By the beginning of the Miocene, a number of genera belonging to the superfamily Hominoidea had arisen, including Ekembo, the Proconsulidae (such as Proconsul and Ugandapithecus), Dendropithecidae (including Dendropithecus, Micropithecus and Simiolus) and the Afropithecidae (such as Morotopithecus and Afropithecus). The last mutual ancestor shared by the Hominidae (great apes) and Hylobatidae (gibbons) lived around 20 mya during roughly this same period.

By about 15 mya, the African group (ancestral to ourselves, chimpanzees and gorillas) had diverged from the Asian ancestors of the orang utans, with the latter, the Ponginae well-represented in the fossil record by genera such as the 12 mya Sivapithecus and the famous Gigantopithecus - whose largest member, G. blacki, reached a height of up to ten feet and survived up until only about 100,000 years ago.

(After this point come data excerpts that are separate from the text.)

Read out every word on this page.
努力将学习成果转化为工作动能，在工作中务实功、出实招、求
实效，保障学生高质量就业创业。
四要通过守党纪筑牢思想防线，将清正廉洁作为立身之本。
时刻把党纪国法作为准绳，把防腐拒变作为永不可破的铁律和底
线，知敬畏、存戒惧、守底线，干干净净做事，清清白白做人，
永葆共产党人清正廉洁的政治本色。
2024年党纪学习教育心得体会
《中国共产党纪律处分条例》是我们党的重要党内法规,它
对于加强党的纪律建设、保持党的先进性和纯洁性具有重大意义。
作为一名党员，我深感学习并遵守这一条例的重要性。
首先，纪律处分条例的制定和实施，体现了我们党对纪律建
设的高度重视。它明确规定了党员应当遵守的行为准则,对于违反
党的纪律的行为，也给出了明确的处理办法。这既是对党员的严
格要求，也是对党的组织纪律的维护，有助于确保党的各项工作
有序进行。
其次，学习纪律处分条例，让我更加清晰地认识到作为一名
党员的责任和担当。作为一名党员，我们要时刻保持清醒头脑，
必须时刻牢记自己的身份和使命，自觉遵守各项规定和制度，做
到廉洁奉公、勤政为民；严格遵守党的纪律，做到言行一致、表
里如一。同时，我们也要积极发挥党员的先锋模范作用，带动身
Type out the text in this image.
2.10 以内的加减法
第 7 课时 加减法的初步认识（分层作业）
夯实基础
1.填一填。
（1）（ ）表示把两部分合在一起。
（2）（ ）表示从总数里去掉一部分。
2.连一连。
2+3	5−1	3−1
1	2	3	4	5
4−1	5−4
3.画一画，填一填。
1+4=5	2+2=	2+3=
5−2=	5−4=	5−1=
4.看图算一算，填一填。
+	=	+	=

The ancestors of the Homininae may well have spent a good deal of time in Europe, where a number of Miocene fossils are attested, starting with Pierolapithecus catalaunicus, which dwelt in Catalonia some 13 mya. An early tribe of great apes, the Dryopithecini, includes a number of genera dating from about 10 mya, including Nakalipithecus from Africa and the Eurasian Dryopithecus and possibly Oreopithecus. Also present in Europe between 8.7 and 7.4 mya was the genus Ouranopithecus, the precise affiliations of which are as yet unclear, while Samburupithecus lived in Africa about 9.5 mya.

The Gorillini make their first appearance around 8 mya, in the form of Chororapithecus abyssinicus from the Afar Depression of Ethiopia, while the last common ancestor shared by ourselves and the genus Pan - which includes the common chimpanzee and bonobo - lived perhaps some 7.5 mya. The species Graecopithecus freybergi, which inhabited Greece around 7.2 mya, might fit the bill, or else it could be the oldest human ancestor after the separation. However, at this point, Africa takes centre stage in the story of human evolution.